The project’s results will be disseminated through this website.
How do NGOs Contribute to the Combat of Trafficking in Human Beings for Labour Exploitation? An Analysis of the Dutch Case
Human Trafficking is a serious international crime and a profound violation of human rights. The United Nations Office on Drugs and Crime (UNODC) has reported that every year, thousands of men, women and children fall into the hands of traffickers, in their own countries and abroad. Almost every country in the world is affected by trafficking, whether as a country of origin, transit or destination for victims. Human trafficking can take many forms; however, the two most commonly detected forms are sexual and labour exploitation. Trafficking in human beings for labour exploitation is a violation against human dignity; furthermore it can be claimed that it is the modern-day equivalent of slavery. In human trafficking for labour exploitation, traffickers try to isolate victims in an environment where they are unable to feel safe and seek for help. Moreover, there is no comprehensive awareness of the nature of the problem among the population and labour exploitation has received less attention in previous studies compared to the trafficking for sexual exploitation.
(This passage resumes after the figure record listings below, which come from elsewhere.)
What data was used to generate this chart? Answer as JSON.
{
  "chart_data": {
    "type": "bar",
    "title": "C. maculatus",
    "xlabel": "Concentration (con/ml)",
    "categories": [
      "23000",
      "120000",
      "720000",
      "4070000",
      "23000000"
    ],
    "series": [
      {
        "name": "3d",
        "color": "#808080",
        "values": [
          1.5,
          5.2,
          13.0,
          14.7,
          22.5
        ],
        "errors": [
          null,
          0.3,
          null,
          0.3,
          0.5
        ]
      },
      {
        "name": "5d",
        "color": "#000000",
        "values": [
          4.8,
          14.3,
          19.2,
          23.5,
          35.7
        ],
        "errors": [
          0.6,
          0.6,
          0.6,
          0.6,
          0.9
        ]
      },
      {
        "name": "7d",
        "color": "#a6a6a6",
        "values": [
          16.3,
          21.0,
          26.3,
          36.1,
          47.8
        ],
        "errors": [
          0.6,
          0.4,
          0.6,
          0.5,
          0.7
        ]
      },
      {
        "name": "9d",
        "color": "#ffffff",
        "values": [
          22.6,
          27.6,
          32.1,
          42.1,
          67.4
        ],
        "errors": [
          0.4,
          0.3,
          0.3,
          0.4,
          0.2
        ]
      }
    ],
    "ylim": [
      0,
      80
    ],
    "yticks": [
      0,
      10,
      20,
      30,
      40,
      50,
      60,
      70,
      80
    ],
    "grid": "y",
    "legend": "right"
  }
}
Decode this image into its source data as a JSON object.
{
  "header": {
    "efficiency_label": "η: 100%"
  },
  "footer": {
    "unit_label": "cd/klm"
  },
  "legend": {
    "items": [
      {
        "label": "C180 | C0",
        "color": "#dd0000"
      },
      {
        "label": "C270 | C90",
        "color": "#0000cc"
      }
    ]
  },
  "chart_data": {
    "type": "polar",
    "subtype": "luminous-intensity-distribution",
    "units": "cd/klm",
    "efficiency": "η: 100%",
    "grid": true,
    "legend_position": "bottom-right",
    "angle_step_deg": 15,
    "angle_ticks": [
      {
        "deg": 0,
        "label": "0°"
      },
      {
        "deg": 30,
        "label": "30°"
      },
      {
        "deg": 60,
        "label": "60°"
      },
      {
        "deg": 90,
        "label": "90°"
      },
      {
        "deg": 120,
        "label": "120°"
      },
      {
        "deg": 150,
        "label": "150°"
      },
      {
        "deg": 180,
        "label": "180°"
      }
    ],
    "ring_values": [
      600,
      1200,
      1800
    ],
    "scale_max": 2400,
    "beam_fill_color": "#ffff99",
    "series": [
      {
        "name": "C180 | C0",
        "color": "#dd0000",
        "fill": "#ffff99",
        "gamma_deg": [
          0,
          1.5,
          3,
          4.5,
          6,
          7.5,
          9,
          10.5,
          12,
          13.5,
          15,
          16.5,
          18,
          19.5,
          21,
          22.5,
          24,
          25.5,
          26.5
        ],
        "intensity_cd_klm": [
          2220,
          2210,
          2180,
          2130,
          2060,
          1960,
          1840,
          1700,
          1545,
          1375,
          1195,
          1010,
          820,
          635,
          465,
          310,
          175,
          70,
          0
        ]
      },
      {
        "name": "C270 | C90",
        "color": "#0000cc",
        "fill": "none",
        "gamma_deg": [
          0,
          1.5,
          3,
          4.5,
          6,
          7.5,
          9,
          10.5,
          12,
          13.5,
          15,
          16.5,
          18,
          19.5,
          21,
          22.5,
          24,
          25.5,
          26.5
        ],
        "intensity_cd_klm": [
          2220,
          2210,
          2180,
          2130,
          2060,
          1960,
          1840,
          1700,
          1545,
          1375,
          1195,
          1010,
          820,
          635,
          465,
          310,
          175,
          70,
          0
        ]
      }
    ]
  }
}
Human trafficking is a complex issue, many actors - such as governments, law enforcement authorities, NGOs, researchers and academics - play an important role in combating this crime. Even though NGOs play a key role to this issue, only few studies have addressed their role in the anti-trafficking battle.Therefore, this master’s thesis sought to assess the role of NGOs in the fight against human trafficking for labour exploitation and tried to add some knowledge to this research gap.Furthermore, the case study of the Netherlands is analyzed because the Netherlands is considered to be a country that successfully implements policies for action against human trafficking in accordance to international regimes, and NGOs play a role and contribute in various ways in the fight against human trafficking.
In focusing on the Dutch case, and by conducting a literature review and semi-structured interviews with relevant actors in the field, this research came up with five categories, in which NGOs are active in the fight against labour exploitation; commencing from the individual assistance to victims by “(1) Providing Services” (which is already known as NGOs are generally assumed to be active in assisting victims) and “(2) Reinforcing the Victim’s Perspective”, to the broader aid in society as NGOs are also active in the “(3) Identification of Victims” and in “(4) Raising awareness”. Last but certainly not least, the “(5) Partnership” category depicts the importance of collaboration of NGOs with civil society and the state authorities because it strengthens and makes more effective the above four practices and as a result improves the combat of human trafficking.
To conclude, the Dutch experience can be used as a good example of NGOs’ contribution to the fight against labour exploitation because of the plethora of actions taken by NGOs and the relatively good cooperation between NGOs and the state authorities. Of course there is always room for improvement points (for instance strengthening the position of victims in the future), but a working structure in the Netherlands consisting of several organizations seems to work relatively well. The Dutch NGOs have managed up to date to form a good reputation because they cooperate well with the government, they have acquired a more objective approach towards the whole problem of human trafficking and they are constantly searching for ways to improve their policies.